Good news: You have just been offered a job in another state, with great pay and opportunities for advancement. Not-so-good news: If you are a divorced parent with court ordered time-sharing schedule for your child or children, you may have to jump a few hurdles before you can get out there and start climbing the corporate ladder.
In order to relocate your child or children 50 miles or more from the residence that existed at the time of the divorce, a parent has two choices:
Obtain the written consent of all parties who are entitled to access to or time-sharing with the child or children
Petition the court for approval to move
If you are fortunate enough to have a time-sharing arrangement where the parties are inclined to be amicable, the Florida child relocation statute requires only that you submit their written consent to the court for ratification. The agreement must include a time-sharing schedule for each interested party and a description of the transportation arrangements related to the time-sharing. So long as none of the parties requests a hearing within 10 days after the document is submitted, the court may deem that the move is in the best interest of the child and approve the move or relocation.
If, on the other hand, the outlook for obtaining consent is not so rosy, the road to elsewhere may be a bit bumpier.

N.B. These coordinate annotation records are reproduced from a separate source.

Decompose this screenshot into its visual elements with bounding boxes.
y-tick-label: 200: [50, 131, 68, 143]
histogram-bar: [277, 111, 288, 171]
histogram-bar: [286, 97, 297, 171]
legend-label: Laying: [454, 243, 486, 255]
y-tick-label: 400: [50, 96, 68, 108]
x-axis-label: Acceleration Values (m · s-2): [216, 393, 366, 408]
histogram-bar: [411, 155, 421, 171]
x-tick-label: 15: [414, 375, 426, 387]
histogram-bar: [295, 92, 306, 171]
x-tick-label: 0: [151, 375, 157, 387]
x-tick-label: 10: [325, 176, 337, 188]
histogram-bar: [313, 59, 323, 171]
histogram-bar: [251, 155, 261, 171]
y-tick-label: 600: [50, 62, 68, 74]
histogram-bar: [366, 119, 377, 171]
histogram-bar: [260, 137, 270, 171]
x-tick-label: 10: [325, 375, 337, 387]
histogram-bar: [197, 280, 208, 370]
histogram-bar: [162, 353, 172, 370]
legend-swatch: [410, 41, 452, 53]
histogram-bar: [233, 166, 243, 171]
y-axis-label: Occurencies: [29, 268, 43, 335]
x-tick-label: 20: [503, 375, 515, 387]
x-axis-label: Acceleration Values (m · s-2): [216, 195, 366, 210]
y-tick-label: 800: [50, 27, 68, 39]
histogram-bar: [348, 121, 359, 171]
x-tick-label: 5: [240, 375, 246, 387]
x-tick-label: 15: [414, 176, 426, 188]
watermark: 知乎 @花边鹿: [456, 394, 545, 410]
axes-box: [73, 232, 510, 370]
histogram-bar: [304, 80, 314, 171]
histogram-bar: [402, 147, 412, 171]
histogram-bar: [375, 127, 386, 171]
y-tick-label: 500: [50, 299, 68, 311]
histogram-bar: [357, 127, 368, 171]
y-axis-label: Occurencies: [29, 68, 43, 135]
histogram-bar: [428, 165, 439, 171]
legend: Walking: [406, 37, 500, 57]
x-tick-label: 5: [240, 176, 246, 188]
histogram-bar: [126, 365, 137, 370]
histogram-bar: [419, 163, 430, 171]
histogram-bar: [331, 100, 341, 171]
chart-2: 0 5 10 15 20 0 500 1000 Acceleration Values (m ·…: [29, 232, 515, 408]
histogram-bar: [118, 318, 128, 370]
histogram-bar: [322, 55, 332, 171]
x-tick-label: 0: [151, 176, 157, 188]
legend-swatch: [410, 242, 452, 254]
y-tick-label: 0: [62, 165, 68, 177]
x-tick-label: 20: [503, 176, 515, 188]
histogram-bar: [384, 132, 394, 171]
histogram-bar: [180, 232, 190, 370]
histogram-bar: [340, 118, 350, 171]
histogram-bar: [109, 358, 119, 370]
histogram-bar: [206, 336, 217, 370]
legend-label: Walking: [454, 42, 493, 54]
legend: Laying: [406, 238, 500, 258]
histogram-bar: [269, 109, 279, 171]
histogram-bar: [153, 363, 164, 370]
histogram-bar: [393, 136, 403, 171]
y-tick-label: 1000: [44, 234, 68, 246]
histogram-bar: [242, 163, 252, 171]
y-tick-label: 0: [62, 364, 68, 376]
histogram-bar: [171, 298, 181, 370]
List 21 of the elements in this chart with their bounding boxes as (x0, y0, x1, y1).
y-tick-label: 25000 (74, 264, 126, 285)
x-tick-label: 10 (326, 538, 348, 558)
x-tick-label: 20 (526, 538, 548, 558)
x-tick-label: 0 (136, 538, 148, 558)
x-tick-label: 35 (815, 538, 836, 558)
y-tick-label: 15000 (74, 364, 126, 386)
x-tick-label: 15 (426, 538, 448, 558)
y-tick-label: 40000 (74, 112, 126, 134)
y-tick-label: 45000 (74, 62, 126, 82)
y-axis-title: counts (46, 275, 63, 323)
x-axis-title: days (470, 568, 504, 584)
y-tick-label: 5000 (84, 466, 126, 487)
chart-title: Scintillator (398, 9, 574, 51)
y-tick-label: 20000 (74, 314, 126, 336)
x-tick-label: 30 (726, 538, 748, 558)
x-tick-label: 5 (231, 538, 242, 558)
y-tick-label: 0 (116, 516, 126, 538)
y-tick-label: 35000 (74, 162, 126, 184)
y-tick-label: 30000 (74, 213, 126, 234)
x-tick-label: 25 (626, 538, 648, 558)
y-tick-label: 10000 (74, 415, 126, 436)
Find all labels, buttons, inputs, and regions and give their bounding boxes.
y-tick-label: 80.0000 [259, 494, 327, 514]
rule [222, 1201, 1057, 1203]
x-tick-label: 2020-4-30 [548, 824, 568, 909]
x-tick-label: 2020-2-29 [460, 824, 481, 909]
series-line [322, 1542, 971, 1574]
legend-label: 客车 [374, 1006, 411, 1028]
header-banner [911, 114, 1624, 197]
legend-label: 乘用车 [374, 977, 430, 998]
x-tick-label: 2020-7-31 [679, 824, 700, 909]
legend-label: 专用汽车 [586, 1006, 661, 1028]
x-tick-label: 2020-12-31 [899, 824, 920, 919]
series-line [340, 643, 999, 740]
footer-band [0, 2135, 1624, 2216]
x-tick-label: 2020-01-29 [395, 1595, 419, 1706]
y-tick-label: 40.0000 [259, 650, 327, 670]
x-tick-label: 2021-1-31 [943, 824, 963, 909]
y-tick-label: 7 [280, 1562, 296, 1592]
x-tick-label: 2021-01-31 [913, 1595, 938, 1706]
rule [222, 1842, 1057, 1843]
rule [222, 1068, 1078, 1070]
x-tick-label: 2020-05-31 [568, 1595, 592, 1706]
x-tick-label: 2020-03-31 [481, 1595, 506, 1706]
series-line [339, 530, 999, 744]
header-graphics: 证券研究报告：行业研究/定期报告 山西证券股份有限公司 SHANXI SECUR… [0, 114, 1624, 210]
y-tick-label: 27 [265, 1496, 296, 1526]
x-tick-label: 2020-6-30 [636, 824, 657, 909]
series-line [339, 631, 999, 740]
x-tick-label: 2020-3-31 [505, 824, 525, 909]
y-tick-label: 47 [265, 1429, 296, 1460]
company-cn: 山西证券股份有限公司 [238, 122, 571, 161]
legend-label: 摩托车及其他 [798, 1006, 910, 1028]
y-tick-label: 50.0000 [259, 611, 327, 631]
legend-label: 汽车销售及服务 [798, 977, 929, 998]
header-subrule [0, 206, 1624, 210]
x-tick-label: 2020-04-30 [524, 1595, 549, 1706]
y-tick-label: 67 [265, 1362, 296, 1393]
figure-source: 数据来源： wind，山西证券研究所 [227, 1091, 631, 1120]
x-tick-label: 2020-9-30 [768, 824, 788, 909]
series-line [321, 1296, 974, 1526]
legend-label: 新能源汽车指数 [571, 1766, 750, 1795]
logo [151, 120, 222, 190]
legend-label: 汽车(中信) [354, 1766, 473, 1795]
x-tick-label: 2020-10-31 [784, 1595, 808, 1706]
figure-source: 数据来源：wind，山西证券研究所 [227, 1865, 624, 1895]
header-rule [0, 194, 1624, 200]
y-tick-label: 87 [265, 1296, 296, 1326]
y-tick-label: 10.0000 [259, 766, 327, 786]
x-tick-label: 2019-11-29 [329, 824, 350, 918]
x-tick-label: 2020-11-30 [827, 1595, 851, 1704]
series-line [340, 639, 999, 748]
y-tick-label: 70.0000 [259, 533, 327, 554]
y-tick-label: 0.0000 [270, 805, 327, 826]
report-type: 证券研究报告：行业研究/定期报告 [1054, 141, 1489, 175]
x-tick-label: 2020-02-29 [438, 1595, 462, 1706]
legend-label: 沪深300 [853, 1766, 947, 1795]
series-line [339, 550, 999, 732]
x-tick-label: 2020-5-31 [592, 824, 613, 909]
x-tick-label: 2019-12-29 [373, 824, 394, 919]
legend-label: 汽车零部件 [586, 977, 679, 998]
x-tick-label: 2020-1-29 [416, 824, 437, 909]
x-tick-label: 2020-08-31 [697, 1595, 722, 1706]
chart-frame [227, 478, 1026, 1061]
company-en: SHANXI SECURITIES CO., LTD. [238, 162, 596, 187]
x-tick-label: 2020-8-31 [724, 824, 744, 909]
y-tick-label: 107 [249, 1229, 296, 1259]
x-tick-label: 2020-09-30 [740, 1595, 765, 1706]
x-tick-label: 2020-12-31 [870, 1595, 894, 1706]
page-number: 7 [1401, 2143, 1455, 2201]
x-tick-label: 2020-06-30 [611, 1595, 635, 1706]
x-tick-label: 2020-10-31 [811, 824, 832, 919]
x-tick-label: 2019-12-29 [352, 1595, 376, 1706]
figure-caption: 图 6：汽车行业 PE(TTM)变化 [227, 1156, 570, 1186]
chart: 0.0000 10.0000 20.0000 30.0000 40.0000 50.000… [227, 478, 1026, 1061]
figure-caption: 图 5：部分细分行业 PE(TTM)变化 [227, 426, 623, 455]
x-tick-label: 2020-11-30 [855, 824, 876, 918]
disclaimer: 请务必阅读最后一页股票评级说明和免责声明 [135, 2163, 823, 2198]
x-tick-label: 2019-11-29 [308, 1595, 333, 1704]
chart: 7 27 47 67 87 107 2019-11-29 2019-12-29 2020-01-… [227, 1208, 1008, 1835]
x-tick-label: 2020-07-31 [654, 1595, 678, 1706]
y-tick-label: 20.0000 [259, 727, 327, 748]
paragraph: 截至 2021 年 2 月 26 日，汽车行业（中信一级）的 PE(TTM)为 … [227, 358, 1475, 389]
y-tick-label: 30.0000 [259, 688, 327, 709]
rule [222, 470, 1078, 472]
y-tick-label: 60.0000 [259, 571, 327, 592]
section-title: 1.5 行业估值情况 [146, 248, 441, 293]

Your family law attorney needs to file a Petition to relocate with the court, and have it served on the other parent or anyone else entitled to access to or time-sharing with the child — all of whom have the opportunity to respond with an objection within 20 days. If someone does object, the court holds a hearing and makes a decision. But if no one objects, and the court finds no reason to deny your petition, you and your children will be free to go.